En février 1988, les chercheurs ont créé douze populations d'une souche de bacille intestinal Escherichia coli (E. coli) pour les placer dans un milieu artificiel où le glucose était la seule source de nourriture. De plus, du citrate était présent dans la solution, mais E. coli ne pouvait pas s'en nourrir.

© Photo Brian Baer and Neerja Hajela En février 1988, les chercheurs ont créé douze populations d'une souche de bacille intestinal Escherichia coli (E. coli)
En février 1988, les chercheurs ont créé douze populations d'une souche de bacille intestinal Escherichia coli (E. coli)  - Sputnik Afrique
En février 1988, les chercheurs ont créé douze populations d'une souche de bacille intestinal Escherichia coli (E. coli)

En 30 ans (plus de 68.000 générations de bacilles intestinaux se sont succédé), les bactéries de toutes les populations ont grossi et ont appris à assimiler plus efficacement les nutriments, y compris le citrate. Les mutations qui ont permis aux E. coli de s'adapter à leur milieu étaient différentes dans toutes les populations, mais elles se produisaient dans les mêmes gènes — chaque communauté bactérienne cherchait à trouver sa propre voie d'évolution.

Les dents plus solides, les têtes plus grandes

Parfois, les organismes complexes n'attendant pas des millénaires pour s'adapter aux conditions environnementales. Par exemple, les lézards Podarcis sicula, qui vivent sur une île en mer Adriatique, ont changé leur taille, la forme de leur tête et la structure de leur appareil digestif en seulement 36 ans, bien que génétiquement ils soient encore indiscernables de leurs congénères qui vivent à d'autres endroits.

En 1971, les chercheurs ont fait venir cinq couples de Podarcis sicula adultes depuis l'île Pod Kopiste sur l'île voisine Pod Mrcaru. Les conditions dans ce nouveau lieu rappelaient le milieu d'habitat habituel des Podarcis sicula, mais il n'y avait pratiquement pas de prédateurs terrestres. 30 ans plus tard, les reptiles répandus sur toute l'île se distinguaient en apparence de leurs congénères de Pod Kopiste.

Les lézards déplacés ont vu leur taille augmenter, ils ont commencé à courir moins vite (leurs membres inférieurs étaient devenus plus courts), leur tête paraissait plus grande et leurs dents plus solides, parce que sur Pod Mrcaru ils devaient se nourrir essentiellement de plantes fibreuses dures, et non d'insectes comme auparavant. A cause des changements de régime alimentaire, une nouvelle structure est apparue dans le tube gastro-intestinal: la valvule iléo-cæcale qui forme dans l'intestin une sorte de cavité de fermentation où les microbes décomposent les morceaux de nourriture végétale difficiles à digérer.

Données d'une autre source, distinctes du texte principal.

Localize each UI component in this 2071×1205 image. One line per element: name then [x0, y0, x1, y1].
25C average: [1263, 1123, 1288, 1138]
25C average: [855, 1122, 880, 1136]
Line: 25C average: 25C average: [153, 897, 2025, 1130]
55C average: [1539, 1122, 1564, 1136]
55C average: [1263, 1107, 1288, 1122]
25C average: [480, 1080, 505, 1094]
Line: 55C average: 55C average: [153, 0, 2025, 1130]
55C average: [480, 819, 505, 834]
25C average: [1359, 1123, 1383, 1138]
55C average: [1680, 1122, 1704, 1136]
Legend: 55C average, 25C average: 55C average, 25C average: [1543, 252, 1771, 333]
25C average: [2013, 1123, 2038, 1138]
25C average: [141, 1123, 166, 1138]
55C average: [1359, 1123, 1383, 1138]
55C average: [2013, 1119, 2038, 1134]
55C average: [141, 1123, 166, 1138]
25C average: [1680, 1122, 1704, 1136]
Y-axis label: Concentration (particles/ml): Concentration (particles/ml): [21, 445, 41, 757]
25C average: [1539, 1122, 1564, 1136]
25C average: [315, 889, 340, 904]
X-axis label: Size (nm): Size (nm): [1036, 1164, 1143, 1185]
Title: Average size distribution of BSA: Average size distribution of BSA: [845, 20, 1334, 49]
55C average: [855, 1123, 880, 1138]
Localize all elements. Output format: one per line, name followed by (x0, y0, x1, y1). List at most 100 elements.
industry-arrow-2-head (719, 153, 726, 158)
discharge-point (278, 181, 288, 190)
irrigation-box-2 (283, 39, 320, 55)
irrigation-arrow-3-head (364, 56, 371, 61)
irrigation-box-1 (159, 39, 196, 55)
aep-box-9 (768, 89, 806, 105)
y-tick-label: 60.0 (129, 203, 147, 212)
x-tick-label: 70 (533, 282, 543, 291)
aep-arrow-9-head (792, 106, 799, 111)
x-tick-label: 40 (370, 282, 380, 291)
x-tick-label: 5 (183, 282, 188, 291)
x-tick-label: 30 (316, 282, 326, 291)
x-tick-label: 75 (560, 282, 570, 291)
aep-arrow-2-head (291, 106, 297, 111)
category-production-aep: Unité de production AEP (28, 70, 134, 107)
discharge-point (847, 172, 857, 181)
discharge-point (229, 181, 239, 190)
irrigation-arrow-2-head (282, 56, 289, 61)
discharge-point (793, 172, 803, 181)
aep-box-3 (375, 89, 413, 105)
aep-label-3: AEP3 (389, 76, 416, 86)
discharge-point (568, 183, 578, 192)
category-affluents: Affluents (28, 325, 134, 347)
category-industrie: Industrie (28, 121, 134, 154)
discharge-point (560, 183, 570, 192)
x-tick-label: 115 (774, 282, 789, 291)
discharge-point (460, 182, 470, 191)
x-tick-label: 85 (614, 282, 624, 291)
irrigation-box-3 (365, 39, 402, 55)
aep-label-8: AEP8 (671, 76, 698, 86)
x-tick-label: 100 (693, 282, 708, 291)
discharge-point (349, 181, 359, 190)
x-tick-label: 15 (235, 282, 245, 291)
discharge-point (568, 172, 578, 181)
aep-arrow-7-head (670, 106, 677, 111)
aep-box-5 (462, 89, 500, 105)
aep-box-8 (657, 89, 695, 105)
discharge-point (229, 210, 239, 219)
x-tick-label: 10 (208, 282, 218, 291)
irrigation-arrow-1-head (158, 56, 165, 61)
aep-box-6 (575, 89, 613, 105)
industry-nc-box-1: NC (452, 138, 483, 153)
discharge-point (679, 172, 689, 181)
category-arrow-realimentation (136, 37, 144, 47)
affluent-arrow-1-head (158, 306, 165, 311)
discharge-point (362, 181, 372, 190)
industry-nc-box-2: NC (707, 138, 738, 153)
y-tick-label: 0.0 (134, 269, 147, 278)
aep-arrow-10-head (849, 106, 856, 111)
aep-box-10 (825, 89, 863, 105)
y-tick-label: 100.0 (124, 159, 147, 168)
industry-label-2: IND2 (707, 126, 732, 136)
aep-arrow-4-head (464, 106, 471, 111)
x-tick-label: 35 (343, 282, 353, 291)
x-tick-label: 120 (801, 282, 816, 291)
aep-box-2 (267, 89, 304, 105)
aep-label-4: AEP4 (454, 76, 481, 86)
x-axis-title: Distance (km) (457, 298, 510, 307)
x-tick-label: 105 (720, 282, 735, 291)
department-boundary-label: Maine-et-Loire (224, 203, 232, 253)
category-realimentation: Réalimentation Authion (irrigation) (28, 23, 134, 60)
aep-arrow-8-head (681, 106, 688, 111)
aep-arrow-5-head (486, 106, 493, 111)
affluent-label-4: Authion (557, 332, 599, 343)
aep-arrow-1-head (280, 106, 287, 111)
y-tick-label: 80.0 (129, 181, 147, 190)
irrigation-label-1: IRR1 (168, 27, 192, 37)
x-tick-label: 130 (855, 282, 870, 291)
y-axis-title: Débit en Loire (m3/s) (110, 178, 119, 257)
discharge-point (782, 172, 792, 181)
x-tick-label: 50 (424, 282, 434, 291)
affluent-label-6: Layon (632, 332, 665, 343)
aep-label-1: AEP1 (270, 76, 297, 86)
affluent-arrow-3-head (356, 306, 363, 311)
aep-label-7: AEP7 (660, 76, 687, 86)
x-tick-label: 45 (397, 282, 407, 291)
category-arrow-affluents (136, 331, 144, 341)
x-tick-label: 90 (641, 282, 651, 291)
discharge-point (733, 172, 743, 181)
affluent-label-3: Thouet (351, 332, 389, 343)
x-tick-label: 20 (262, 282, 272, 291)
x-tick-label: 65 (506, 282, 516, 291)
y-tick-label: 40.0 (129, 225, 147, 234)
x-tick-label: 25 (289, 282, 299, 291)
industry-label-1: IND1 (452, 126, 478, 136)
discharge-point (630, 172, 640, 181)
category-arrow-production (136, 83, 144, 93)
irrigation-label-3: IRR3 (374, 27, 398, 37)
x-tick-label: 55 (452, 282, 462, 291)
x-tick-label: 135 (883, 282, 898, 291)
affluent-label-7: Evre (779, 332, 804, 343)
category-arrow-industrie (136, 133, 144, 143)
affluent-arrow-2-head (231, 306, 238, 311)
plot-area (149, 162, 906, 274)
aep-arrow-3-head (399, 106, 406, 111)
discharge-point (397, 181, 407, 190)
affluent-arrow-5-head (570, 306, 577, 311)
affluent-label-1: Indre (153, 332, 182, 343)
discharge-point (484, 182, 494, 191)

La vie sur une île rend plus intelligent

En règle générale, les animaux insulaires intéressent davantage les chercheurs que leurs homologues continentaux — l'évolution est plus rapide sur les îles. Dans un contexte d'isolement, les gros animaux rétrécissent, et les petits animaux, au contraire, grossissent — parfois très rapidement.

Parfois, la vie sur les îles apporte des avantages tout à fait inattendus. Un groupe de chercheurs international a ainsi découvert, en analysant les informations sur la taille du cerveau de 11.500 oiseaux de 1.931 espèces, que le cerveau des oiseaux insulaires était plus grand que celui des oiseaux continentaux, et que c'était le résultat de l'évolution.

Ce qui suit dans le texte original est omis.